The minute registration ended I picked up my book and my bag and I started walking. I didn’t stop walking until I was on the London-bound platform at Rayners Lane station. I got the train to the very end of the line to a station called Aldgate. I’d never been there before but I knew it was in the East End and I hoped there’d be a map or a signpost for Spitalfields outside the station.
But there were no maps or signposts at all, just loads of cars and buses and taxies all whizzing by at about a million miles an hour. I stood on the pavement in front of the station trying to decide what to do next, and trying not to get trampled on by a herd of commuters with serious anger-management issues. It’s funny because for the past few months I’ve spent hours in lessons dreaming of the day I can leave school and go to work, but judging by the faces of the people who stormed past me today I don’t think work can be all that great either.
In the end I decided to go left. Because I’m left-handed. I know that sounds really dumb, and I bet an intrepid explorer like Christopher Columbus would never have done something so stupid. Or maybe he did, and maybe America would still be undiscovered if he’d been right-handed . . . but at least Christopher Columbus would have had charts and a compass to help him. I had nothing. So I turned left, and I walked and walked.

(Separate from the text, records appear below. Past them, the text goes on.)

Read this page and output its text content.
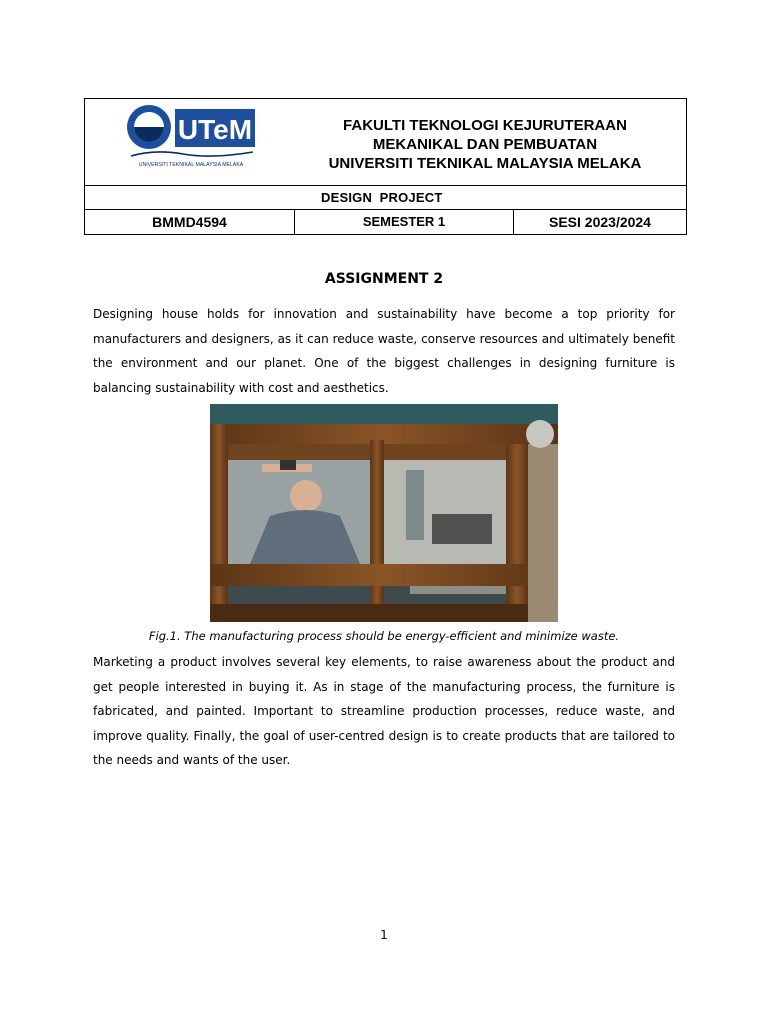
UTeM
UNIVERSITI TEKNIKAL MALAYSIA MELAKA
FAKULTI TEKNOLOGI KEJURUTERAAN
MEKANIKAL DAN PEMBUATAN
UNIVERSITI TEKNIKAL MALAYSIA MELAKA
DESIGN  PROJECT
BMMD4594	SEMESTER 1	SESI 2023/2024
ASSIGNMENT 2
Designing house holds for innovation and sustainability have become a top priority for manufacturers and designers, as it can reduce waste, conserve resources and ultimately benefit the environment and our planet. One of the biggest challenges in designing furniture is balancing sustainability with cost and aesthetics.
Fig.1. The manufacturing process should be energy-efficient and minimize waste.
Marketing a product involves several key elements, to raise awareness about the product and get people interested in buying it. As in stage of the manufacturing process, the furniture is fabricated, and painted. Important to streamline production processes, reduce waste, and improve quality. Finally, the goal of user-centred design is to create products that are tailored to the needs and wants of the user.
1
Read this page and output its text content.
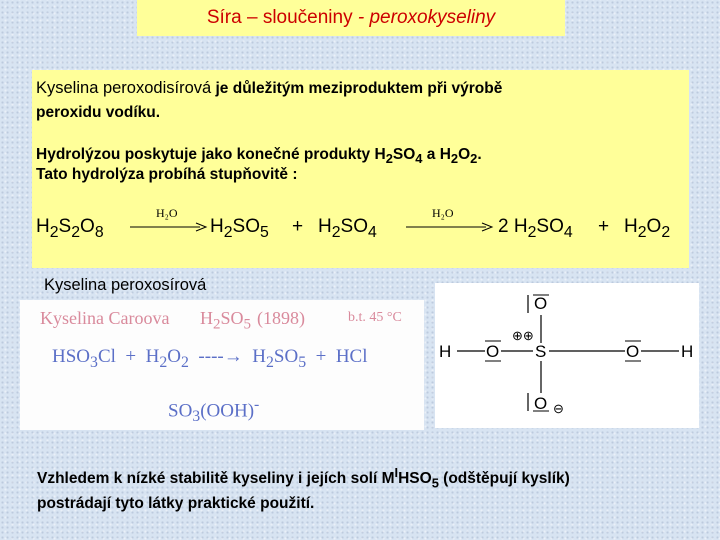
Síra – sloučeniny - peroxokyseliny
Kyselina peroxodisírová je důležitým meziproduktem při výrobě
peroxidu vodíku.
Hydrolýzou poskytuje jako konečné produkty $H_2SO_4$ a $H_2O_2$.
Tato hydrolýza probíhá stupňovitě :
$H_2S_2O_8$
H₂O
$H_2SO_5 + H_2SO_4$
H₂O
2 $H_2SO_4 + H_2O_2$
Kyselina peroxosírová
Kyselina Caroova $H_2SO_5$ (1898)	b.t. 45 °C
$HSO_3Cl + H_2O_2$ ----→ $H_2SO_5$ + HCl
$SO_3(OOH)^-$
H O S	O H
O
O
⊕⊕
⊖
Vzhledem k nízké stabilitě kyseliny i jejích solí $M^IHSO_5$ (odštěpují kyslík)
postrádají tyto látky praktické použití.
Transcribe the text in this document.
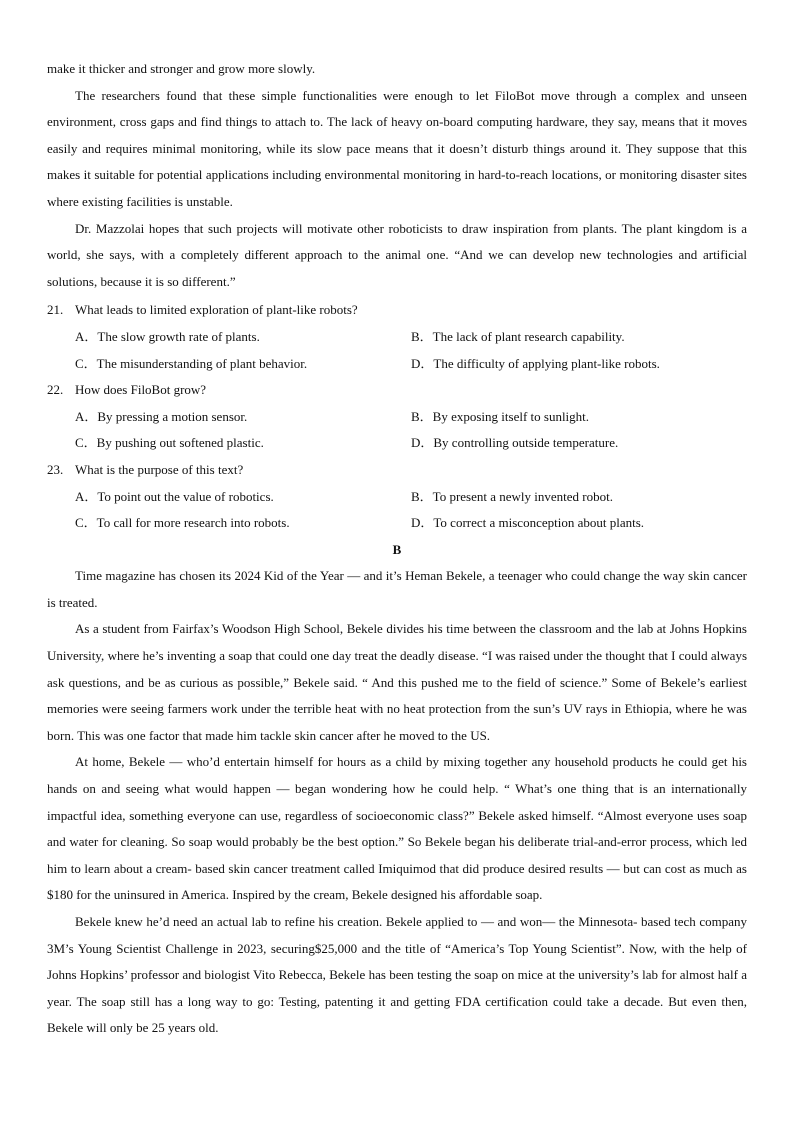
make it thicker and stronger and grow more slowly.

The researchers found that these simple functionalities were enough to let FiloBot move through a complex and unseen environment, cross gaps and find things to attach to. The lack of heavy on-board computing hardware, they say, means that it moves easily and requires minimal monitoring, while its slow pace means that it doesn’t disturb things around it. They suppose that this makes it suitable for potential applications including environmental monitoring in hard-to-reach locations, or monitoring disaster sites where existing facilities is unstable.

Dr. Mazzolai hopes that such projects will motivate other roboticists to draw inspiration from plants. The plant kingdom is a world, she says, with a completely different approach to the animal one. “And we can develop new technologies and artificial solutions, because it is so different.”

21. What leads to limited exploration of plant-like robots?
A．The slow growth rate of plants.	B．The lack of plant research capability.
C．The misunderstanding of plant behavior.	D．The difficulty of applying plant-like robots.
22. How does FiloBot grow?
A．By pressing a motion sensor.	B．By exposing itself to sunlight.
C．By pushing out softened plastic.	D．By controlling outside temperature.
23. What is the purpose of this text?
A．To point out the value of robotics.	B．To present a newly invented robot.
C．To call for more research into robots.	D．To correct a misconception about plants.
B

Time magazine has chosen its 2024 Kid of the Year — and it’s Heman Bekele, a teenager who could change the way skin cancer is treated.

As a student from Fairfax’s Woodson High School, Bekele divides his time between the classroom and the lab at Johns Hopkins University, where he’s inventing a soap that could one day treat the deadly disease. “I was raised under the thought that I could always ask questions, and be as curious as possible,” Bekele said. “ And this pushed me to the field of science.” Some of Bekele’s earliest memories were seeing farmers work under the terrible heat with no heat protection from the sun’s UV rays in Ethiopia, where he was born. This was one factor that made him tackle skin cancer after he moved to the US.

At home, Bekele — who’d entertain himself for hours as a child by mixing together any household products he could get his hands on and seeing what would happen — began wondering how he could help. “ What’s one thing that is an internationally impactful idea, something everyone can use, regardless of socioeconomic class?” Bekele asked himself. “Almost everyone uses soap and water for cleaning. So soap would probably be the best option.” So Bekele began his deliberate trial-and-error process, which led him to learn about a cream- based skin cancer treatment called Imiquimod that did produce desired results — but can cost as much as $180 for the uninsured in America. Inspired by the cream, Bekele designed his affordable soap.

Bekele knew he’d need an actual lab to refine his creation. Bekele applied to — and won— the Minnesota- based tech company 3M’s Young Scientist Challenge in 2023, securing$25,000 and the title of “America’s Top Young Scientist”. Now, with the help of Johns Hopkins’ professor and biologist Vito Rebecca, Bekele has been testing the soap on mice at the university’s lab for almost half a year. The soap still has a long way to go: Testing, patenting it and getting FDA certification could take a decade. But even then, Bekele will only be 25 years old.
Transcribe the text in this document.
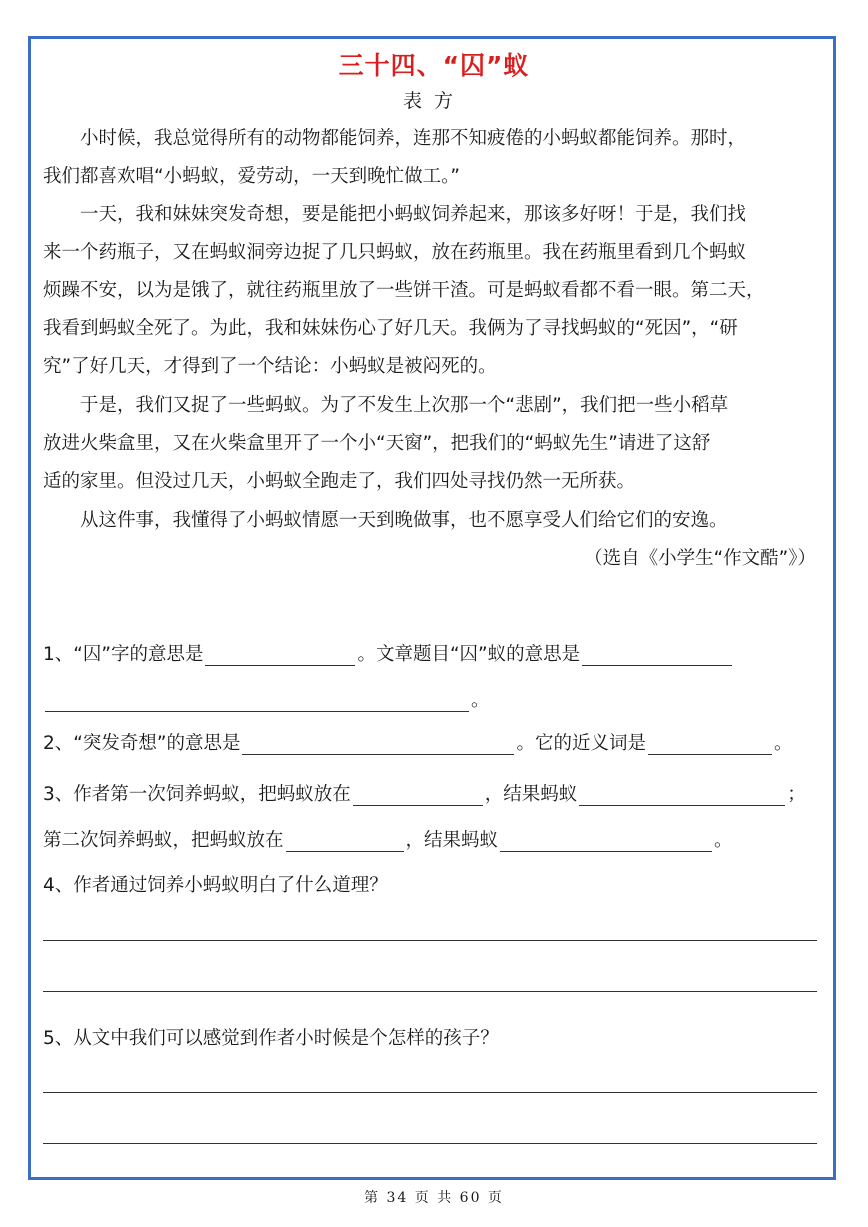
三十四、“囚”蚁
表方
小时候，我总觉得所有的动物都能饲养，连那不知疲倦的小蚂蚁都能饲养。那时，
我们都喜欢唱“小蚂蚁，爱劳动，一天到晚忙做工。”
一天，我和妹妹突发奇想，要是能把小蚂蚁饲养起来，那该多好呀！于是，我们找
来一个药瓶子，又在蚂蚁洞旁边捉了几只蚂蚁，放在药瓶里。我在药瓶里看到几个蚂蚁
烦躁不安，以为是饿了，就往药瓶里放了一些饼干渣。可是蚂蚁看都不看一眼。第二天，
我看到蚂蚁全死了。为此，我和妹妹伤心了好几天。我俩为了寻找蚂蚁的“死因”，“研
究”了好几天，才得到了一个结论：小蚂蚁是被闷死的。
于是，我们又捉了一些蚂蚁。为了不发生上次那一个“悲剧”，我们把一些小稻草
放进火柴盒里，又在火柴盒里开了一个小“天窗”，把我们的“蚂蚁先生”请进了这舒
适的家里。但没过几天，小蚂蚁全跑走了，我们四处寻找仍然一无所获。
从这件事，我懂得了小蚂蚁情愿一天到晚做事，也不愿享受人们给它们的安逸。
（选自《小学生“作文酷”》）
1、“囚”字的意思是	。文章题目“囚”蚁的意思是
。
2、“突发奇想”的意思是	。它的近义词是	。
3、作者第一次饲养蚂蚁，把蚂蚁放在	，结果蚂蚁	；
第二次饲养蚂蚁，把蚂蚁放在	，结果蚂蚁	。
4、作者通过饲养小蚂蚁明白了什么道理？
5、从文中我们可以感觉到作者小时候是个怎样的孩子？
第 34 页 共 60 页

I reached a massive crossroads and waited for the green man to appear. Normally I just cross the road if I see a gap in the traffic, but in this part of London cars and bikes seemed to burst out of nowhere like rockets. The cyclists looked like something out of a horror movie, pedalling furiously and wearing those masks that surgeons wear when they’re about to cut somebody open. I clutched my school bag to me, leant against a lamp post and waited. My back was starting to ache from all the walking. I’m supposed to wear specially made shoes to even out the length of my legs, but they look even worse than the limp. The trouble is, when I wear normal shoes it puts loads of pressure on my spine. I think this is what is known as a lose–lose situation.